La CCLA salue les décisions d’aujourd’hui rendues par le commissaire à l’information et à la vie privée de la Colombie-Britannique, le commissaire à l’information et à la vie privée de l’Alberta et la Commission d’accès à l’information du Québec , chacune incluant des ordonnances contraignantes à Clearview AI de cesser de recueillir des renseignements personnels dans ces provinces et de supprimer toutes les informations personnelles déjà recueillies sans consentement.
On sait depuis février 2021 que Clearview AI a enfreint les lois canadiennes en détruisant Internet 3 milliards de photos de personnes, dont possiblement des millions d’adultes et d’enfants canadiens, en créant des identifiants biométriques à partir de ces photos, et en vendant son outil de reconnaissance faciale aux forces de police à travers le Canada. C’était une surveillance de masse. C’était illégal. Notre commissaire fédéral à la protection de la vie privée ainsi que les commissaires du Québec, de l’Alberta et de la Colombie-Britannique ont porté cette conclusion après une enquête conjointe rigoureuse.
Mais en vertu de la loi fédérale canadienne désuète sur la vie privée du secteur privé, la Loi sur la protection des renseignements personnels et les documents électroniques, ou PIPEDA, ces conclusions et recommandations n’étaient pas contraignantes.

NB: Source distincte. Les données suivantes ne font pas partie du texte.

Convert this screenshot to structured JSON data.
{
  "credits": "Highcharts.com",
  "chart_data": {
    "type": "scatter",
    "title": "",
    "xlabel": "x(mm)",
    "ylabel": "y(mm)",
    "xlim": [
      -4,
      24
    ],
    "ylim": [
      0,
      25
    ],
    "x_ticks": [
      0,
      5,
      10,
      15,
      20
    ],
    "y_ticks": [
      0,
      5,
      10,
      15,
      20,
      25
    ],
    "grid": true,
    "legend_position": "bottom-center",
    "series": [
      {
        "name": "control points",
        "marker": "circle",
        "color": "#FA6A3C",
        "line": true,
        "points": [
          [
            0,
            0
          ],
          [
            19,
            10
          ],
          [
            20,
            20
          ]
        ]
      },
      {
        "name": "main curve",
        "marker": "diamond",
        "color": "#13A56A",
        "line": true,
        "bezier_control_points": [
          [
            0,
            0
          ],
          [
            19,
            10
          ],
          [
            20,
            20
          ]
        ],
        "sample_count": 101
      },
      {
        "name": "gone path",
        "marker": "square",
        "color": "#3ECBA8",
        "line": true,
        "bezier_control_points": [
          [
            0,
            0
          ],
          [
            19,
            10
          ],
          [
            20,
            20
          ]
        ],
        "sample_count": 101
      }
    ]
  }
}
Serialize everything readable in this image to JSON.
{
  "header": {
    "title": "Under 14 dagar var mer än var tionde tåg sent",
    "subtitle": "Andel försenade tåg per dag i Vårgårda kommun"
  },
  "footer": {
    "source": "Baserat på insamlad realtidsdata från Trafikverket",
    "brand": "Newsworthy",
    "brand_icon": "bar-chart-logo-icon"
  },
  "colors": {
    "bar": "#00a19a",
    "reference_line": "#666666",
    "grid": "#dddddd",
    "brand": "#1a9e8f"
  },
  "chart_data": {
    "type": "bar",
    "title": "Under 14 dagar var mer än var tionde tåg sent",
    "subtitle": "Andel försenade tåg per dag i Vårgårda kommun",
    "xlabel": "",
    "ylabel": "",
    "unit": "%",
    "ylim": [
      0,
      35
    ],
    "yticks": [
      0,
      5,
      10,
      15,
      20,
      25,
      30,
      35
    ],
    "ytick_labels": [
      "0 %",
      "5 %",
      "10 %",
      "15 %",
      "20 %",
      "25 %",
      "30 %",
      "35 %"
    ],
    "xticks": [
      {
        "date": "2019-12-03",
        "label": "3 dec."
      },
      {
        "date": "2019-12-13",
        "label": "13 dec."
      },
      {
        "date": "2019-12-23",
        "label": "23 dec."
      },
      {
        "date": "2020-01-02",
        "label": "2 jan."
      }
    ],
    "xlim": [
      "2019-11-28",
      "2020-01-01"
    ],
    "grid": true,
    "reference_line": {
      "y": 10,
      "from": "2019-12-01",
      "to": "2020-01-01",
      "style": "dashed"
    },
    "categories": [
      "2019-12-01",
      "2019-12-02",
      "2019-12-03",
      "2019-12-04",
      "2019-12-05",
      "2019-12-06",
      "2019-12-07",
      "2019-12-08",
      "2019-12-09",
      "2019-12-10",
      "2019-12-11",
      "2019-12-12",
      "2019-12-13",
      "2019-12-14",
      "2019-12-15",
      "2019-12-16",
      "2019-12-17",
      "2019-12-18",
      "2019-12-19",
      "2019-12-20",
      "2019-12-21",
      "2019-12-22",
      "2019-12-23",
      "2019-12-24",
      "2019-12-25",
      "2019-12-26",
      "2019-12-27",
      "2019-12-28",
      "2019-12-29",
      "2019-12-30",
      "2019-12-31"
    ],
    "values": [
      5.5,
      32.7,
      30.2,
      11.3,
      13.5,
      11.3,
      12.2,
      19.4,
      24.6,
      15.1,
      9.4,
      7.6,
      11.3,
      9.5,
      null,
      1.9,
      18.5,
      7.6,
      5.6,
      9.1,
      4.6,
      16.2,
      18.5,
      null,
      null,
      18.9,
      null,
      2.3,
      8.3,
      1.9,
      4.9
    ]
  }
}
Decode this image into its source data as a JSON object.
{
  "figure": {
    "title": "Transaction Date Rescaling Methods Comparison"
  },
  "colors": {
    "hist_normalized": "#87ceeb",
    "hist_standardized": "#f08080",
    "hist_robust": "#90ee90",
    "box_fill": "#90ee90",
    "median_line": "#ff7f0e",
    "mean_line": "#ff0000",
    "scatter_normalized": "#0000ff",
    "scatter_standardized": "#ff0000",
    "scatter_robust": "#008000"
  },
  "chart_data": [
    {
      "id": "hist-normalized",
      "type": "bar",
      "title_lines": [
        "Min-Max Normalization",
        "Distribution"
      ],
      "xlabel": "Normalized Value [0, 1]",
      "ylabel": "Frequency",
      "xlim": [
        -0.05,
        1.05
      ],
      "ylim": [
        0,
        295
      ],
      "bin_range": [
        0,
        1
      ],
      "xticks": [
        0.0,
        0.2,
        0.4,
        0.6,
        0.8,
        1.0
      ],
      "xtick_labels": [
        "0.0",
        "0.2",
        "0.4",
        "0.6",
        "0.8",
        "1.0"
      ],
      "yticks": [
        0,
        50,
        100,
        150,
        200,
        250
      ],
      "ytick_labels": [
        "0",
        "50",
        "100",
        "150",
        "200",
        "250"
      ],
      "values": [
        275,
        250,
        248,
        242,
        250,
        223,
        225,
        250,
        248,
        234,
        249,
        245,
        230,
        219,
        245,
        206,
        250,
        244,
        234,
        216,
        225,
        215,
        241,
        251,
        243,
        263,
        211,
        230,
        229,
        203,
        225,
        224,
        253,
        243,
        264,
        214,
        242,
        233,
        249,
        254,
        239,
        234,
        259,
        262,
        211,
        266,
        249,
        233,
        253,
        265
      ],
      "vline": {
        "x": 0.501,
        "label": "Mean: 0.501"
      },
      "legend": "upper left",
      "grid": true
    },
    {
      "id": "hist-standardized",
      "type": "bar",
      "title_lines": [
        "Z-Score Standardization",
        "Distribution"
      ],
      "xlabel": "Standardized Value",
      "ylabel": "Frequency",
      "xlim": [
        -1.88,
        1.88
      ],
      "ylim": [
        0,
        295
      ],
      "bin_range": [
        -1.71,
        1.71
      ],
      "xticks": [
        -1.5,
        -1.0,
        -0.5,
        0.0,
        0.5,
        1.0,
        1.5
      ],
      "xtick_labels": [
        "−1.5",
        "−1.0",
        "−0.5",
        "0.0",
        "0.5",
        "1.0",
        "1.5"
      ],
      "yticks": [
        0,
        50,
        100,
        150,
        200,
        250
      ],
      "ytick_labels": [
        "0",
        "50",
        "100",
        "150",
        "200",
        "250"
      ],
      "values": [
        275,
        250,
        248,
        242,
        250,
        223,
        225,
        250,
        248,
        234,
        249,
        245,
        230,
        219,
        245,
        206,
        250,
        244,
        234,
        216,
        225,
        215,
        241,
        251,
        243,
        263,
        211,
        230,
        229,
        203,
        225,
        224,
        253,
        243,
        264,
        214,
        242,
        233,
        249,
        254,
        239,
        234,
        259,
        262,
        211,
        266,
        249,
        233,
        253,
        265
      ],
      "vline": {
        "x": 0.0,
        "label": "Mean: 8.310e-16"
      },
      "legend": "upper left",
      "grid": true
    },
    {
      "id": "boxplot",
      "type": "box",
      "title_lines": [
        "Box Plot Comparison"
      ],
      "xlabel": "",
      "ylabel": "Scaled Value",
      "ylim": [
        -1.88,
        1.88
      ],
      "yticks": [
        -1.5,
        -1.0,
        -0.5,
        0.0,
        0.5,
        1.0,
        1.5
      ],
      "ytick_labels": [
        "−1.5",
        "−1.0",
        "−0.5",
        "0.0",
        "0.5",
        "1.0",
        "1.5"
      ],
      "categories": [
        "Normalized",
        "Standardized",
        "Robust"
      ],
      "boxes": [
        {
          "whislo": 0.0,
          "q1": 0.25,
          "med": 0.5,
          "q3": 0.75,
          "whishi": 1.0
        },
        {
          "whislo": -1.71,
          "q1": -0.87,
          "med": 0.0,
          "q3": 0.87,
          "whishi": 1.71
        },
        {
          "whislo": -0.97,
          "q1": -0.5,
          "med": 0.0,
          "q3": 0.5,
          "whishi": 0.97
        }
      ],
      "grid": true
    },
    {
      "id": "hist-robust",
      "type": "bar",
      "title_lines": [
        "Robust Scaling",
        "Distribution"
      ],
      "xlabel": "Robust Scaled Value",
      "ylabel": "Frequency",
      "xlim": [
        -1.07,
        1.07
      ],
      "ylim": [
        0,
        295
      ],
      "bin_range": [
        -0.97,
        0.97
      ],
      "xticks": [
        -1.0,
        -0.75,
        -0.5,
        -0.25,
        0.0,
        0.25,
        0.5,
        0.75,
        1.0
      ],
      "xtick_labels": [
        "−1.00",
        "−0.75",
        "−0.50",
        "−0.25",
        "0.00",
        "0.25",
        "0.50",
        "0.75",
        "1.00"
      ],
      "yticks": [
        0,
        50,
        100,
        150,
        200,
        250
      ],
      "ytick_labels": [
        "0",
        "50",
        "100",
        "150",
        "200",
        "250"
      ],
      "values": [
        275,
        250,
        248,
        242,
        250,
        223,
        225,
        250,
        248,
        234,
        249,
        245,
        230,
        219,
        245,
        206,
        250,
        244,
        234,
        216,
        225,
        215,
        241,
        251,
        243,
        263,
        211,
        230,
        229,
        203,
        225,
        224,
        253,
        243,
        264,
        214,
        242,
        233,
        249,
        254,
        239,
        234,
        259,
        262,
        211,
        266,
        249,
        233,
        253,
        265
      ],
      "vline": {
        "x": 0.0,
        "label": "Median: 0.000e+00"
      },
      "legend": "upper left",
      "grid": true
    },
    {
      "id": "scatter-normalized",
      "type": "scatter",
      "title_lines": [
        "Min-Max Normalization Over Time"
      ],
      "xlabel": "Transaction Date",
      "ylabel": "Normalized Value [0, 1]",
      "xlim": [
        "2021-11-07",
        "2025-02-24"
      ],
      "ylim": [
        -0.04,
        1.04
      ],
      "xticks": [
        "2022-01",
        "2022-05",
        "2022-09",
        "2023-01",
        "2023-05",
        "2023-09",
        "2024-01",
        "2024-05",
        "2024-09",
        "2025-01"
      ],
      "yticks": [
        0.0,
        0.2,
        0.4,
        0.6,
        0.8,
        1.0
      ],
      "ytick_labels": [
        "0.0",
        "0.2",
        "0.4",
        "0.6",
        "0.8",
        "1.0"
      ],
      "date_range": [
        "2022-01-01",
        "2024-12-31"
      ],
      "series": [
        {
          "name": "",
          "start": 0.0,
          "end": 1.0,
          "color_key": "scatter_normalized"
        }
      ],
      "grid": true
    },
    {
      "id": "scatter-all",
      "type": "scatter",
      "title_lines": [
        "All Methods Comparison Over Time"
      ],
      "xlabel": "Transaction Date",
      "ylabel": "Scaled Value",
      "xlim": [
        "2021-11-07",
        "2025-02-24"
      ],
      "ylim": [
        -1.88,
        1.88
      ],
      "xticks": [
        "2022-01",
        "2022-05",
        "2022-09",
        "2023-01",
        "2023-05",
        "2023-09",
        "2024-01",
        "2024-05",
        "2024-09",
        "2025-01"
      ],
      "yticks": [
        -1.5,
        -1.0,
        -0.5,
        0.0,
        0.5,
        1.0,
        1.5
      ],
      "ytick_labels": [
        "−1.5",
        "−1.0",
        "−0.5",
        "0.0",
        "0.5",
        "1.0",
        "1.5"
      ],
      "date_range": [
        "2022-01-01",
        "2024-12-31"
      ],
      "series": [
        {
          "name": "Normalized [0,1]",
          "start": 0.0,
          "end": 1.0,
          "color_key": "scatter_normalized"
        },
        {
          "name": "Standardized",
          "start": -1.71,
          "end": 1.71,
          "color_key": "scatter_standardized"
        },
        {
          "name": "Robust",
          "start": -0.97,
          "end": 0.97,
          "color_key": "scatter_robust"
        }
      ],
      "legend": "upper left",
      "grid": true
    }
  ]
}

Clearview AI a quitté le marché canadien, mais le problème créé par leur modèle d’affaires demeure. L’entreprise dont le produit a été déclaré illégal selon la loi canadienne détient toujours, et utilise, potentiellement des millions de photos de personnes canadiennes dans son produit de reconnaissance faciale, qu’elle continue de vendre aux forces de police partout dans le monde. L’entreprise a rejeté la recommandation de supprimer les images existantes de Canadiens et de cesser de collecter ou d’utiliser des images de personnes au Canada. Cela laisse potentiellement tous les résidents canadiens ayant déjà publié des photos en ligne sur un large éventail de plateformes populaires dans une file d’identification policière perpétuelle.
Les lois sur la vie privée de la Colombie-Britannique, de l’Alberta et du Québec confèrent à leurs commissaires des pouvoirs juridiques différents. Ces bureaux ont poursuivi l’enquête et ont aujourd’hui rendu des ordonnances en vertu de la Loi sur la protection des renseignements personnels de la Colombie-Britannique, de la Loi albertaine sur la protection des renseignements personnels dans le secteur privé , exigeant que Clearview AI cesse la collecte, l’utilisation ou la divulgation non consentie d’images ou de réseaux biométriques faciaux provenant de personnes de ces trois provinces, et de supprimer les images et les matrices faciales biométriques en leur possession appartenant aux résidents de ces provinces.
La CCLA accueille favorablement cette initiative proactive visant à défendre les droits de tous ceux qui se trouvent dans ces trois juridictions provinciales dont les images ont été récupérées illicitement, sans consentement, par Clearview AI. Nous sommes profondément préoccupés par le fait que les incohérences dans les lois sur la vie privée font que des millions d’autres personnes dans d’autres juridictions canadiennes dont les droits à la vie privée sont censés être protégés par la PIPEDA restent non protégées par cette ordonnance. Non seulement la reconnaissance faciale facilite une forme de surveillance de masse profondément dangereuse pour les droits humains dans notre démocratie, mais c’est aussi une technologie fondamentalement défaillante, qui facilite la discrimination raciste compte tenu de l’inexactitude connue sur des visages noirs, bruns, autochtones, féminins, jeunes, c’est-à-dire non masculins et blancs. Chaque personne au Canada mérite une protection contre une entreprise dont le modèle d’affaires a été déclaré illégal dans notre pays, peu importe la province où elle habite.
La CCLA réitère notre appel à un moratoire national sur les logiciels de reconnaissance faciale jusqu’à ce que tout le Canada ait eu la chance, en tant que nation, de discuter, de débattre et de contester d’abord si, alors, seulement si nous dépassons cette question, quand et comment cette technologie devrait être utilisée dans une démocratie respectueuse des droits. Nous réitérons en outre notre appel à la réforme urgente de notre loi fédérale sur la vie privée dans le secteur privé, afin d’offrir à l’ensemble du Canada une protection équitable et équitable que les gens méritent d’un océan à l’autre.
À propos de l’Association canadienne des libertés civiles
La CCLA est une organisation indépendante à but non lucratif avec des partisans de partout au pays. Fondée en 1964, la CCLA est une organisation nationale de défense des droits humains engagée à défendre les droits, la dignité, la sécurité et les libertés de toutes les personnes au Canada.